In a blow to equities and the outlook for another Fed interest rate hike, June’s private sector jobs doubled expectations. Major equity indexes dropped, and the 2-year Treasury soared to highs not seen since 2007. It’s a sharp reminder of the uncertainty that continues to drive markets this year and underscores the need for diversification.
Jobs in the private sector grew by 497,000 in June according to data from ADP. Dow Jones expectations were a gain of 220,000 jobs, reported CNBC. It’s worth noting that the ADP data is notoriously volatile.
Equities dropped in trading on Thursday ahead of Friday’s non-farm payrolls report. Continued gains in the services sectors lend credence to a higher probability of another interest rate increase this month.
Higher rates for longer will likely weigh heavily on equities in the second half and beyond. Advisors and investors looking to diversify risk and seek a non-correlated return stream would do well to consider managed futures strategies.
Managed futures funds remain attractive for the portfolio diversification they provide. Because they are non-correlated to stocks and bonds, they prove particularly appealing when one or both asset classes face challenges. Given the Fed’s clear indication of further rate hikes this year, the outlook for equities remains clouded. The Fed currently predicts a recession in the fourth quarter of this year and the first quarter of next.
Fed Rate Hike Uncertainty Underscores Need for Diversification
The KFA Mount Lucas Index Strategy ETF (KMLM) from KFAFunds, a KraneShares company, invests in futures contracts in commodities, currencies, and global bond markets. Its diversified exposures across a number of futures carried the ETF higher in July when major equity indexes fell. The fund is up 2.2% in July and up 1.93% YTD.
KMLM’s benchmark is the KFA MLM Index. The index uses a trend-following methodology and is a modified version of the MLM Index. The index weights the three different futures contract types by their relative historical volatility. Within each type of futures contract, the underlying markets are equal dollar-weighted.

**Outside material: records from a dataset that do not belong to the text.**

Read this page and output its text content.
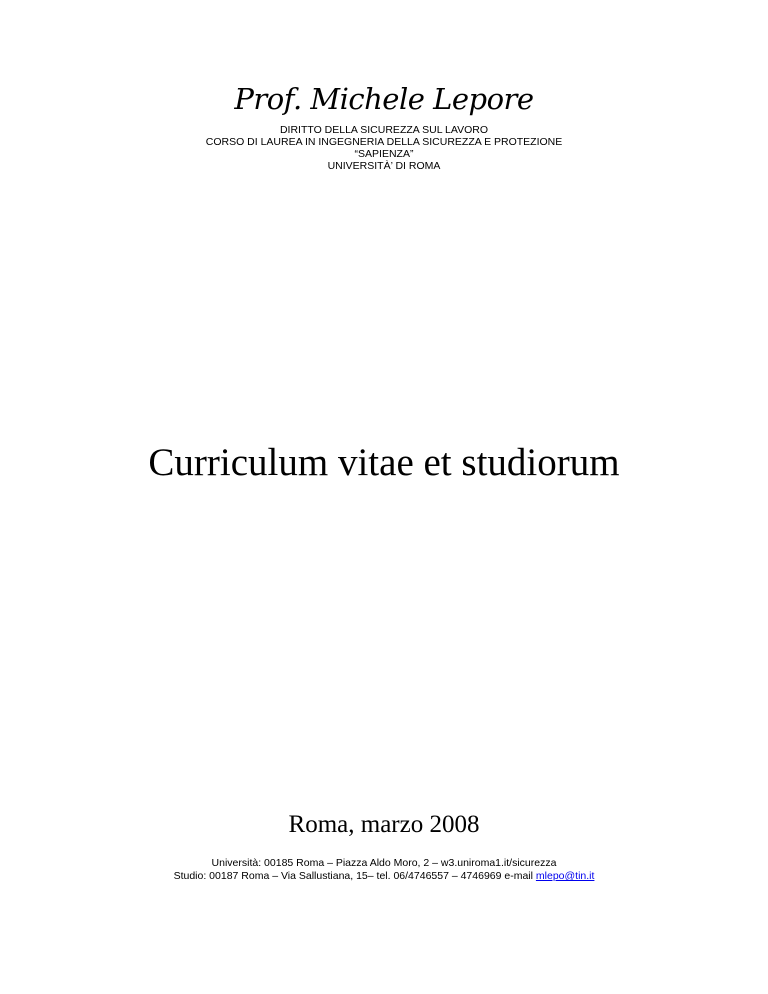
Prof. Michele Lepore
DIRITTO DELLA SICUREZZA SUL LAVORO
CORSO DI LAUREA IN INGEGNERIA DELLA SICUREZZA E PROTEZIONE
“SAPIENZA”
UNIVERSITÀ’ DI ROMA
Curriculum vitae et studiorum
Roma, marzo 2008
Università: 00185 Roma – Piazza Aldo Moro, 2 – w3.uniroma1.it/sicurezza
Studio: 00187 Roma – Via Sallustiana, 15– tel. 06/4746557 – 4746969 e-mail mlepo@tin.it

The index and KMLM have demonstrated a negative correlation to both equities and bonds in bull and bear markets. Investing in managed futures offers diversification for portfolios by their ability to invest long and short on asset classes. Carrying them within a portfolio can potentially help mitigate losses during market volatility and sinking prices.
Futures contracts in the index include 11 commodities, six currencies, and five global bond markets. These are rolled forward on a market-by-market basis as they near expiration.
Currently, the fund is long on gold, copper, the euro, Japanese bonds, and other assets. Short positions include crude oil, natural gas, the yen, European bonds, and the U.S. 10-year Treasury Note.
The index evaluates the trading signals of markets every day and rebalances on the first day of each month. It invests in securities with maturities of up to 12 months and expects to invest in ETFs to gain exposure to debt instruments.
KMLM carries an expense ratio of 0.92%.